Guiding Opinions on Standardising Names Filed for Cases of Concentrations of Business Operators
关于规范经营者集中案件申报名称的指导意见
MOFCOM gives instructions on case naming for anti-monopoly filings.
(Issued by the Anti-monopoly Bureau of the Ministry of Commerce on, and effective as of, February 6 2015.)
The Anti-monopoly Bureau of the Ministry of Commerce has formulated these Guiding Opinions pursuant to the PRC Anti-monopoly Law and provisions of the Ministry of Commerce such as the Measures for the Reporting of Concentrations of Business Operators and the Measures for the Review for Concentrations of Business Operators. in order to standardise the names filed in cases of concentrations of business operators. These Guiding Opinions are provided to business operators for reference when making anti-monopoly filings for concentrations of business operators.
Article 1: Business operators shall use uniform names for cases of concentrations of business operators (Concentration) in their filing materials.
A Concentration case name shall reflect the basic particulars of the Concentration and the wording shall comply with the law and be standard, concise and coherent.
Article 2: If a Concentration is a merger by new establishment between business operator A (“A”, here and hereinafter other letters are abbreviated similarly) and B, the case name shall be indicated as the “A and B merger case”, and shall not require the inclusion of the name of the business operator established after the merger.
If a Concentration involves the merger by absorption of B by A, the case name shall be indicated as the “case of the merger by absorption of B by A”.
Article 3: If a Concentration involves the acquisition of equity of B by A, the case name shall be indicated as the “case of the acquisition of equity of B by A”, and shall not require the inclusion of the equity percentage.

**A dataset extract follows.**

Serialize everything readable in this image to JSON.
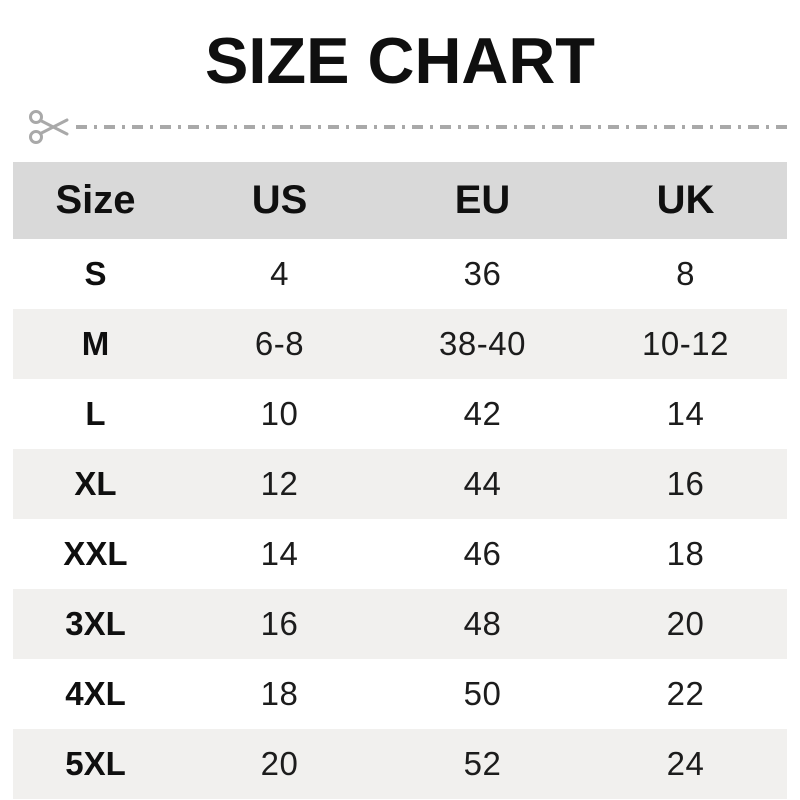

If a Concentration involves the acquisition by A of equity of C held by B, the case name shall be indicated as the “case of the acquisition of equity of C by A”, and shall not require the inclusion of B's name or the equity percentage, regardless of whether B has control of C after the transaction.
If a Concentration involves the acquisition by A of equity of B through two or more subsidiaries, the case name shall be indicated as the “case of the acquisition of equity of B by A”, and shall not require the inclusion of the names of the subsidiaries.
Generally, if a Concentration involves the acquisition by A of equity of B through subsidiary E, the case name shall be indicated as the “case of the acquisition of equity of B by A”. If E is specifically responsible for the acquisition, the case name shall be indicated as the “case of the acquisition of equity of B by E”.
Article 4: If a Concentration involves the acquisition by A of assets (or a business) of C held by B, the case name shall be indicated as the “case of the acquisition of assets (or a business) of C by A”, and shall not require the inclusion of B's name.
If a Concentration involves the acquisition by A of equity of C and assets (or a business) of D held by B, the case name shall be indicated as the “case of the acquisition of part of the business of B by A”, and shall not require the inclusion of the names of C and D.
If a business operator acquires assets or a business through a subsidiary, reference shall be made to the third and fourth paragraphs of Article 3 hereof for the handling of the subsidiary in the case name.
Article 5: If a Concentration involves the securing by A of control of B by virtue of a contract or otherwise, the case name shall be indicated as the “case of the securing of control of B by A by virtue of a contract (or other means)”.
Article 6: If a Concentration involves A being able to exercise a decisive influence over B by virtue of a contract or otherwise, the case name shall be indicated as the “case of A exercising decisive influence over B by virtue of a contract (or other means)”.
Article 7: If a Concentration involves A and B newly establishing joint venture C, the case name shall be indicated as the “case of A and B newly establishing joint venture C”. If the name of the joint venture has yet to be decided, the name of the case shall be indicated as the “case of A and B newly establishing a joint venture”.
If a business operator newly establishes a joint venture through a subsidiary, reference shall be made to the third and fourth paragraphs of Article 3 hereof for the handling of the subsidiary in the case name.
Article 8: The standard and precise full names of business operators shall be used in Concentration case names. If a business operator is registered with an administration for industry and commerce of China, it shall use its registered name. An overseas business operator not registered with an administration for industry and commerce of China shall use an accurate translated Chinese name; and if it does not have an accurate translated Chinese name, it shall use its foreign language name registered in its place of registration.
Article 9: Terms such as “filing of concentrations of business operators” and “anti-monopoly filing” shall not be included in Concentration case names.
Article 10: These Guiding Opinions shall be effective as of the date of issuance.
(商务部反垄断局于二零一五年二月六日公布施行。)
为规范经营者集中案件申报名称,商务部反垄断局依据《中华人民共和国反垄断法》以及商务部《经营者集中申报办法》、《经营者集中审查办法》等规定,制定本指导意见,供经营者在进行经营者集中反垄断申报时参考。